Addressing press persons at the press club here, GPF President Nyaadar Loya alleged that the ruling BJP in the state attempted to derail their ‘No Road, No Vote’ movement “by pumping huge amounts of money into Durpai, Torajan, Richerite, and Sogum Mingmang polling stations and compelling innocent people to vote” on Thursday.
He, however, did not substantiate his claims.
The ‘No Road, No Vote’ campaigners also denied being affiliated to any political party, or having any form of political backing.
“Our movement is clean, with the sole objective of having road connectivity to Kangku circle,” Loya said, clarifying that the campaigners have no hidden agenda.
Speaking about the situation along the foothill villages in Kangku, Dolok Bango Welfare Society President, Tagi Yongam, informed that work on laying the BSNL cable line (under the Digital India project) along the Arunachal Pradesh forest patrol road has also been halted by the people of Assam.

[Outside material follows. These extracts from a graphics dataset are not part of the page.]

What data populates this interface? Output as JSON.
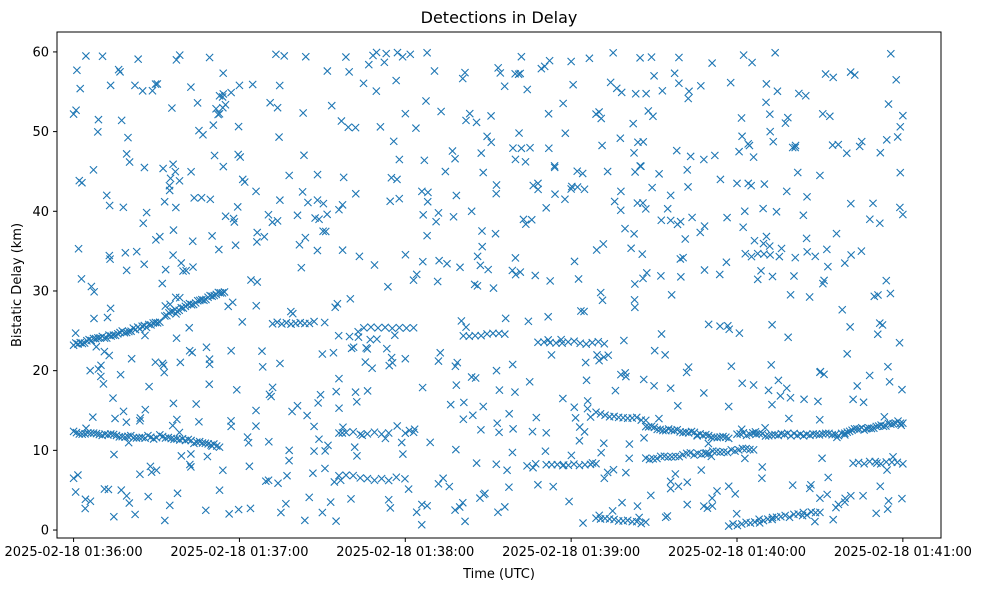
{
  "chart_data": {
    "type": "scatter",
    "title": "Detections in Delay",
    "xlabel": "Time (UTC)",
    "ylabel": "Bistatic Delay (km)",
    "marker": "x",
    "color": "#1f77b4",
    "grid": false,
    "x_unit": "minutes after 2025-02-18 01:36:00",
    "xlim": [
      -0.1,
      5.23
    ],
    "ylim": [
      -1.0,
      62.5
    ],
    "xticks": [
      0,
      1,
      2,
      3,
      4,
      5
    ],
    "xtick_labels": [
      "2025-02-18 01:36:00",
      "2025-02-18 01:37:00",
      "2025-02-18 01:38:00",
      "2025-02-18 01:39:00",
      "2025-02-18 01:40:00",
      "2025-02-18 01:41:00"
    ],
    "yticks": [
      0,
      10,
      20,
      30,
      40,
      50,
      60
    ],
    "ytick_labels": [
      "0",
      "10",
      "20",
      "30",
      "40",
      "50",
      "60"
    ],
    "tracks": [
      {
        "x0": 0.0,
        "x1": 0.52,
        "y0": 23.2,
        "y1": 26.0,
        "n": 40
      },
      {
        "x0": 0.55,
        "x1": 0.91,
        "y0": 27.0,
        "y1": 30.0,
        "n": 30
      },
      {
        "x0": 0.0,
        "x1": 0.5,
        "y0": 12.2,
        "y1": 11.6,
        "n": 30
      },
      {
        "x0": 0.52,
        "x1": 0.88,
        "y0": 11.8,
        "y1": 10.5,
        "n": 22
      },
      {
        "x0": 1.2,
        "x1": 1.45,
        "y0": 26.0,
        "y1": 26.0,
        "n": 10
      },
      {
        "x0": 1.6,
        "x1": 1.9,
        "y0": 12.2,
        "y1": 12.2,
        "n": 8
      },
      {
        "x0": 1.6,
        "x1": 1.9,
        "y0": 6.8,
        "y1": 6.2,
        "n": 8
      },
      {
        "x0": 1.75,
        "x1": 2.05,
        "y0": 25.5,
        "y1": 25.5,
        "n": 8
      },
      {
        "x0": 2.0,
        "x1": 2.05,
        "y0": 12.3,
        "y1": 12.3,
        "n": 3
      },
      {
        "x0": 2.35,
        "x1": 2.6,
        "y0": 24.5,
        "y1": 24.5,
        "n": 8
      },
      {
        "x0": 2.8,
        "x1": 3.2,
        "y0": 23.5,
        "y1": 23.5,
        "n": 12
      },
      {
        "x0": 2.85,
        "x1": 3.15,
        "y0": 8.2,
        "y1": 8.2,
        "n": 10
      },
      {
        "x0": 3.15,
        "x1": 3.45,
        "y0": 14.6,
        "y1": 13.8,
        "n": 12
      },
      {
        "x0": 3.15,
        "x1": 3.45,
        "y0": 1.6,
        "y1": 0.8,
        "n": 12
      },
      {
        "x0": 3.45,
        "x1": 3.95,
        "y0": 13.0,
        "y1": 11.5,
        "n": 30
      },
      {
        "x0": 3.45,
        "x1": 4.1,
        "y0": 9.0,
        "y1": 10.2,
        "n": 30
      },
      {
        "x0": 3.95,
        "x1": 4.5,
        "y0": 0.6,
        "y1": 2.3,
        "n": 22
      },
      {
        "x0": 4.0,
        "x1": 4.65,
        "y0": 12.0,
        "y1": 12.0,
        "n": 35
      },
      {
        "x0": 4.65,
        "x1": 5.0,
        "y0": 12.3,
        "y1": 13.6,
        "n": 25
      },
      {
        "x0": 4.7,
        "x1": 5.0,
        "y0": 8.5,
        "y1": 8.3,
        "n": 10
      },
      {
        "x0": 4.05,
        "x1": 4.2,
        "y0": 34.5,
        "y1": 34.5,
        "n": 5
      }
    ],
    "scatter_sample": {
      "count": 650,
      "xmin": 0.0,
      "xmax": 5.0,
      "ymin": 0.5,
      "ymax": 60.0
    },
    "points": [
      [
        0.0,
        52.2
      ],
      [
        0.02,
        57.7
      ],
      [
        0.04,
        55.4
      ],
      [
        0.03,
        35.3
      ],
      [
        0.0,
        6.5
      ],
      [
        0.07,
        2.7
      ],
      [
        0.12,
        45.2
      ],
      [
        0.15,
        51.5
      ],
      [
        0.28,
        57.5
      ],
      [
        0.32,
        47.2
      ],
      [
        0.37,
        55.8
      ],
      [
        0.55,
        1.2
      ],
      [
        0.6,
        45.9
      ],
      [
        0.62,
        59.0
      ],
      [
        0.64,
        59.6
      ],
      [
        0.82,
        59.3
      ],
      [
        0.88,
        54.5
      ],
      [
        0.95,
        54.9
      ],
      [
        1.0,
        55.8
      ],
      [
        1.22,
        59.7
      ],
      [
        1.27,
        59.5
      ],
      [
        1.23,
        53.0
      ],
      [
        1.4,
        59.4
      ],
      [
        1.53,
        57.6
      ],
      [
        1.78,
        58.4
      ],
      [
        2.03,
        59.7
      ],
      [
        2.36,
        57.4
      ],
      [
        2.56,
        58.0
      ],
      [
        2.7,
        59.4
      ],
      [
        2.87,
        58.9
      ],
      [
        3.0,
        58.8
      ],
      [
        3.11,
        59.2
      ],
      [
        3.5,
        57.0
      ],
      [
        3.65,
        59.3
      ],
      [
        3.85,
        58.6
      ],
      [
        4.04,
        59.6
      ],
      [
        4.23,
        59.9
      ],
      [
        4.58,
        56.8
      ],
      [
        4.71,
        57.1
      ],
      [
        4.96,
        56.5
      ],
      [
        5.0,
        52.0
      ],
      [
        5.0,
        39.6
      ],
      [
        4.98,
        23.5
      ],
      [
        4.9,
        31.3
      ],
      [
        4.91,
        20.5
      ],
      [
        4.92,
        18.6
      ],
      [
        4.6,
        37.2
      ],
      [
        4.82,
        41.0
      ],
      [
        4.55,
        6.6
      ],
      [
        4.58,
        1.3
      ],
      [
        4.65,
        3.5
      ],
      [
        4.76,
        4.3
      ],
      [
        4.4,
        2.2
      ],
      [
        4.5,
        4.0
      ],
      [
        3.2,
        6.5
      ],
      [
        3.25,
        2.4
      ],
      [
        3.4,
        3.0
      ],
      [
        3.57,
        1.6
      ],
      [
        3.6,
        5.2
      ],
      [
        3.7,
        3.2
      ],
      [
        3.8,
        3.0
      ],
      [
        3.85,
        4.0
      ],
      [
        2.45,
        4.0
      ],
      [
        2.48,
        4.6
      ],
      [
        2.47,
        15.5
      ],
      [
        2.43,
        8.4
      ],
      [
        2.6,
        2.9
      ],
      [
        2.3,
        2.5
      ],
      [
        2.2,
        5.8
      ],
      [
        2.1,
        3.2
      ],
      [
        1.9,
        3.8
      ],
      [
        1.88,
        11.5
      ],
      [
        1.55,
        3.5
      ],
      [
        1.5,
        2.2
      ],
      [
        1.45,
        9.9
      ],
      [
        1.28,
        3.3
      ],
      [
        1.25,
        2.2
      ],
      [
        1.06,
        8.0
      ],
      [
        0.9,
        7.5
      ],
      [
        0.88,
        5.0
      ],
      [
        0.65,
        9.3
      ],
      [
        0.45,
        4.2
      ],
      [
        0.5,
        7.5
      ],
      [
        0.58,
        3.1
      ],
      [
        0.1,
        20.0
      ],
      [
        0.15,
        20.2
      ],
      [
        0.2,
        42.0
      ],
      [
        0.22,
        34.0
      ],
      [
        0.3,
        40.5
      ],
      [
        0.42,
        38.5
      ],
      [
        0.6,
        34.5
      ],
      [
        0.66,
        32.5
      ],
      [
        0.72,
        33.0
      ],
      [
        0.78,
        49.6
      ],
      [
        0.85,
        47.0
      ],
      [
        0.9,
        53.0
      ],
      [
        1.02,
        44.0
      ],
      [
        1.1,
        42.5
      ],
      [
        1.15,
        36.8
      ],
      [
        1.3,
        44.5
      ],
      [
        1.35,
        39.5
      ],
      [
        1.48,
        39.0
      ],
      [
        1.6,
        40.2
      ],
      [
        1.7,
        50.5
      ],
      [
        1.85,
        50.6
      ],
      [
        1.95,
        44.0
      ],
      [
        2.1,
        42.5
      ],
      [
        2.2,
        39.8
      ],
      [
        2.3,
        46.6
      ],
      [
        2.4,
        40.0
      ],
      [
        2.55,
        43.3
      ],
      [
        2.7,
        47.9
      ],
      [
        2.8,
        43.5
      ],
      [
        2.9,
        45.7
      ],
      [
        3.0,
        42.8
      ],
      [
        3.15,
        52.2
      ],
      [
        3.22,
        45.0
      ],
      [
        3.3,
        42.5
      ],
      [
        3.45,
        40.3
      ],
      [
        3.6,
        42.0
      ],
      [
        3.7,
        45.2
      ],
      [
        3.8,
        46.5
      ],
      [
        3.9,
        44.0
      ],
      [
        4.0,
        43.5
      ],
      [
        4.1,
        46.8
      ],
      [
        4.2,
        50.0
      ],
      [
        4.3,
        42.5
      ],
      [
        4.4,
        39.5
      ],
      [
        4.5,
        44.5
      ],
      [
        4.65,
        33.5
      ],
      [
        4.75,
        35.0
      ],
      [
        4.85,
        29.5
      ],
      [
        0.35,
        21.5
      ],
      [
        0.7,
        22.5
      ],
      [
        0.82,
        20.8
      ],
      [
        0.95,
        22.5
      ],
      [
        1.1,
        15.0
      ],
      [
        1.2,
        17.9
      ],
      [
        1.35,
        15.6
      ],
      [
        1.6,
        19.0
      ],
      [
        1.7,
        17.3
      ],
      [
        1.8,
        20.3
      ],
      [
        2.0,
        21.5
      ],
      [
        2.2,
        21.2
      ],
      [
        2.4,
        19.2
      ],
      [
        2.55,
        20.0
      ],
      [
        2.75,
        18.6
      ],
      [
        2.95,
        16.5
      ],
      [
        3.1,
        16.2
      ],
      [
        3.3,
        19.5
      ],
      [
        3.5,
        18.1
      ],
      [
        3.6,
        17.8
      ],
      [
        3.8,
        17.2
      ],
      [
        3.95,
        15.5
      ],
      [
        4.1,
        18.2
      ],
      [
        4.3,
        17.8
      ],
      [
        4.5,
        19.8
      ],
      [
        4.7,
        16.4
      ],
      [
        4.8,
        19.4
      ],
      [
        0.25,
        14.0
      ],
      [
        0.4,
        7.0
      ],
      [
        0.95,
        13.0
      ],
      [
        1.3,
        10.0
      ],
      [
        1.45,
        13.0
      ],
      [
        2.15,
        11.0
      ],
      [
        2.35,
        13.9
      ],
      [
        2.65,
        12.7
      ],
      [
        2.85,
        12.2
      ],
      [
        3.05,
        11.2
      ],
      [
        3.35,
        9.0
      ],
      [
        3.6,
        6.1
      ],
      [
        3.7,
        6.0
      ],
      [
        3.95,
        5.5
      ],
      [
        4.15,
        6.5
      ]
    ]
  }
}
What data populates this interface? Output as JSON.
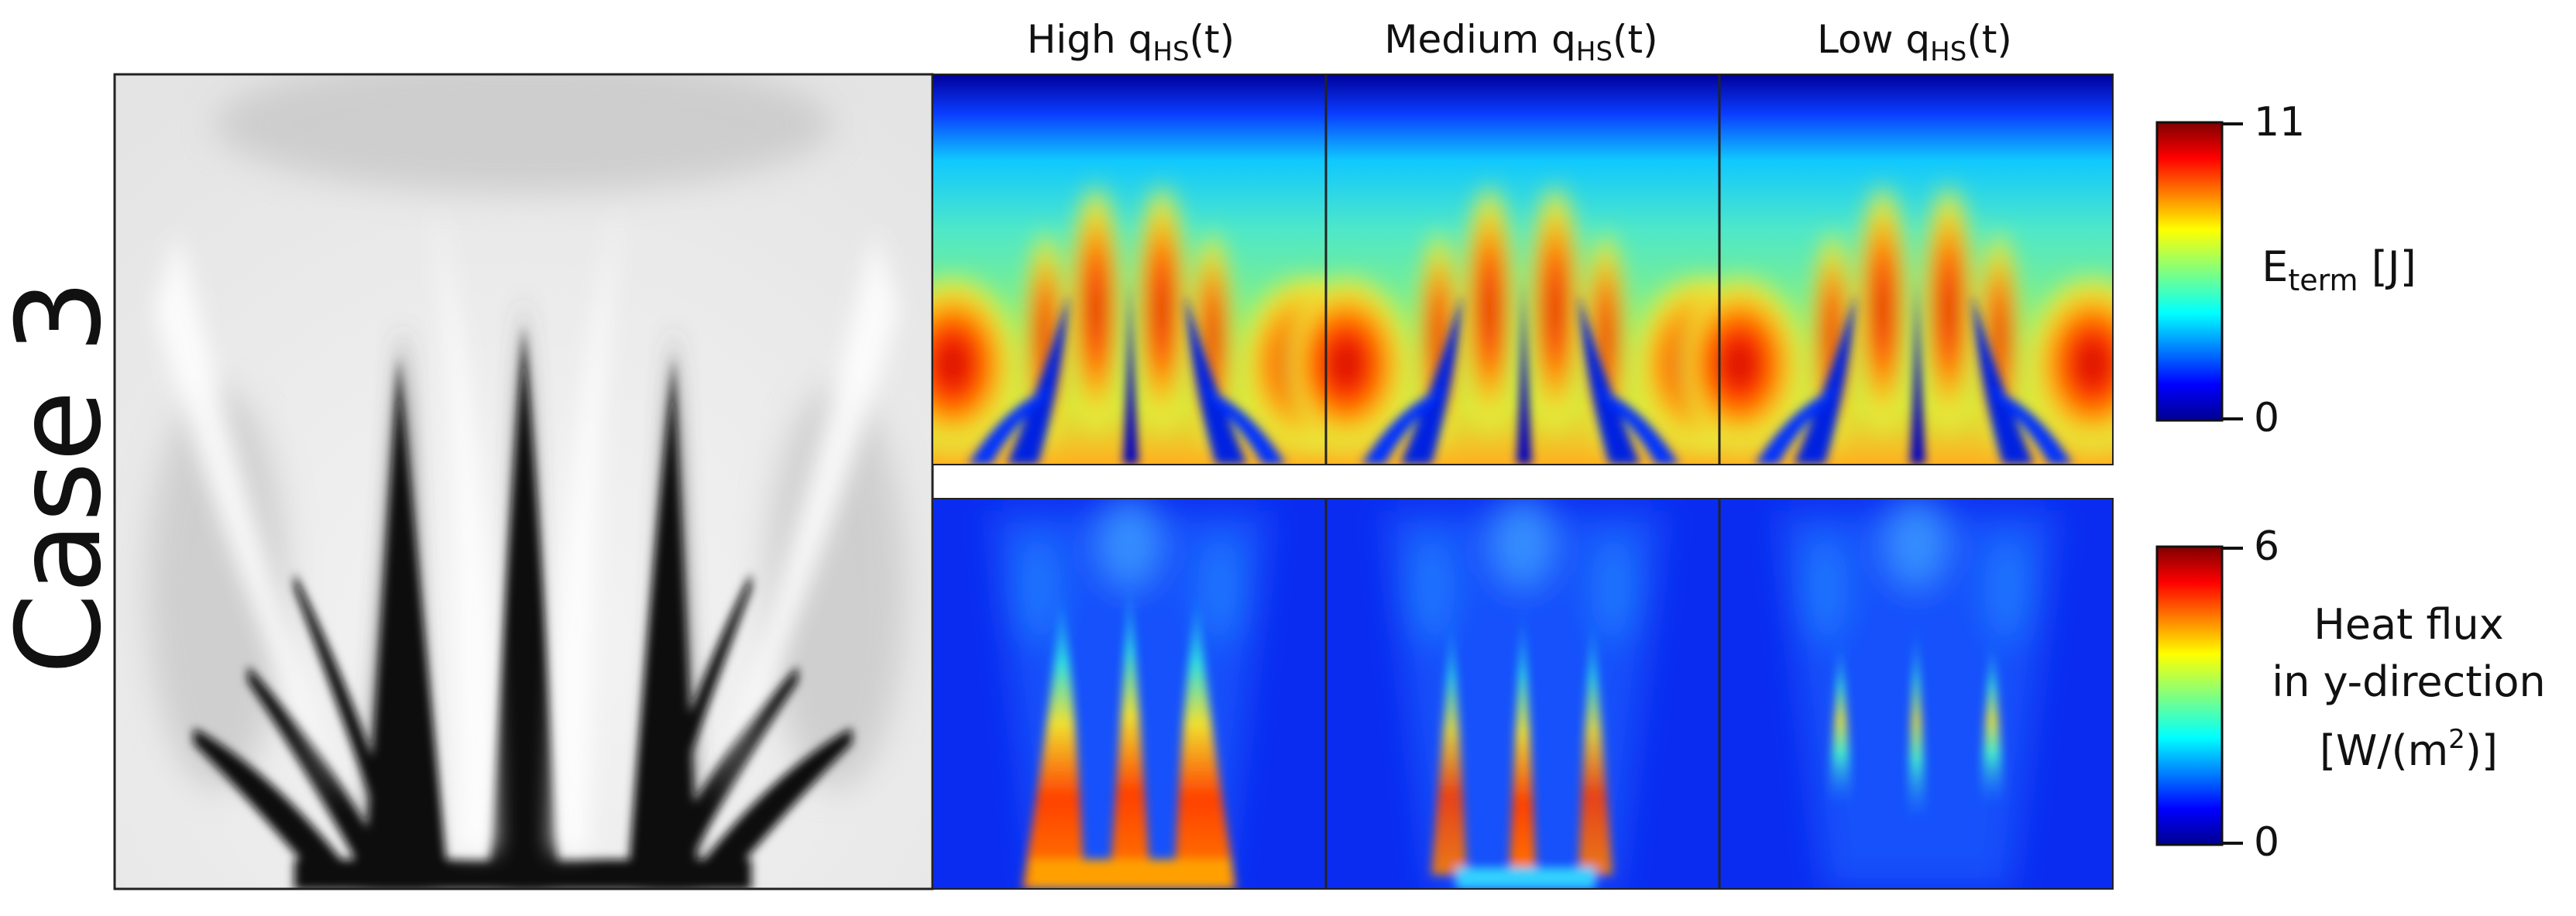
{
  "row_label": "Case 3",
  "columns": [
    {
      "prefix": "High q",
      "sub": "HS",
      "suffix": "(t)"
    },
    {
      "prefix": "Medium q",
      "sub": "HS",
      "suffix": "(t)"
    },
    {
      "prefix": "Low q",
      "sub": "HS",
      "suffix": "(t)"
    }
  ],
  "colorbars": [
    {
      "max_label": "11",
      "min_label": "0",
      "label_main": "E",
      "label_sub": "term",
      "label_unit": " [J]"
    },
    {
      "max_label": "6",
      "min_label": "0",
      "line1": "Heat flux",
      "line2": "in y-direction",
      "line3_pre": "[W/(m",
      "line3_sup": "2",
      "line3_post": ")]"
    }
  ],
  "colormap": "jet",
  "colors": {
    "tick": "#111111",
    "frame": "#222222"
  }
}
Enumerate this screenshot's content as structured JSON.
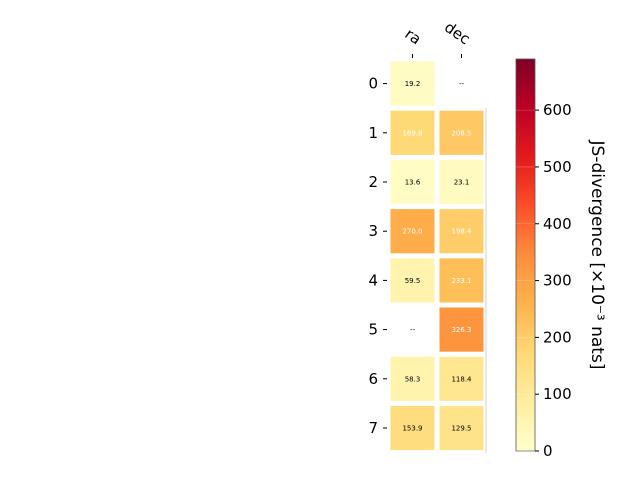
{
  "chart_data": {
    "type": "heatmap",
    "columns": [
      "ra",
      "dec"
    ],
    "rows": [
      "0",
      "1",
      "2",
      "3",
      "4",
      "5",
      "6",
      "7"
    ],
    "values": [
      [
        19.2,
        null
      ],
      [
        169.8,
        208.5
      ],
      [
        13.6,
        23.1
      ],
      [
        270.0,
        198.4
      ],
      [
        59.5,
        233.1
      ],
      [
        null,
        326.3
      ],
      [
        58.3,
        118.4
      ],
      [
        153.9,
        129.5
      ]
    ],
    "cell_labels": [
      [
        "19.2",
        "--"
      ],
      [
        "169.8",
        "208.5"
      ],
      [
        "13.6",
        "23.1"
      ],
      [
        "270.0",
        "198.4"
      ],
      [
        "59.5",
        "233.1"
      ],
      [
        "--",
        "326.3"
      ],
      [
        "58.3",
        "118.4"
      ],
      [
        "153.9",
        "129.5"
      ]
    ],
    "colorbar": {
      "label": "JS-divergence [×10⁻³ nats]",
      "min": 0,
      "max": 690,
      "ticks": [
        0,
        100,
        200,
        300,
        400,
        500,
        600
      ],
      "tick_labels": [
        "0",
        "100",
        "200",
        "300",
        "400",
        "500",
        "600"
      ],
      "colormap": "YlOrRd"
    },
    "grid": false
  }
}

He appealed to the state government to look into matter.
The voters of Kangku circle boycotted five polling booths during the by-election to the Likabali assembly constituency on Thursday as part of their ‘No Road, No Vote’ campaign. Out of the nine polling stations there, votes were cast at only four.
The circle has 24 villages, all located in the foothill area of the Assam-Arunachal boundary.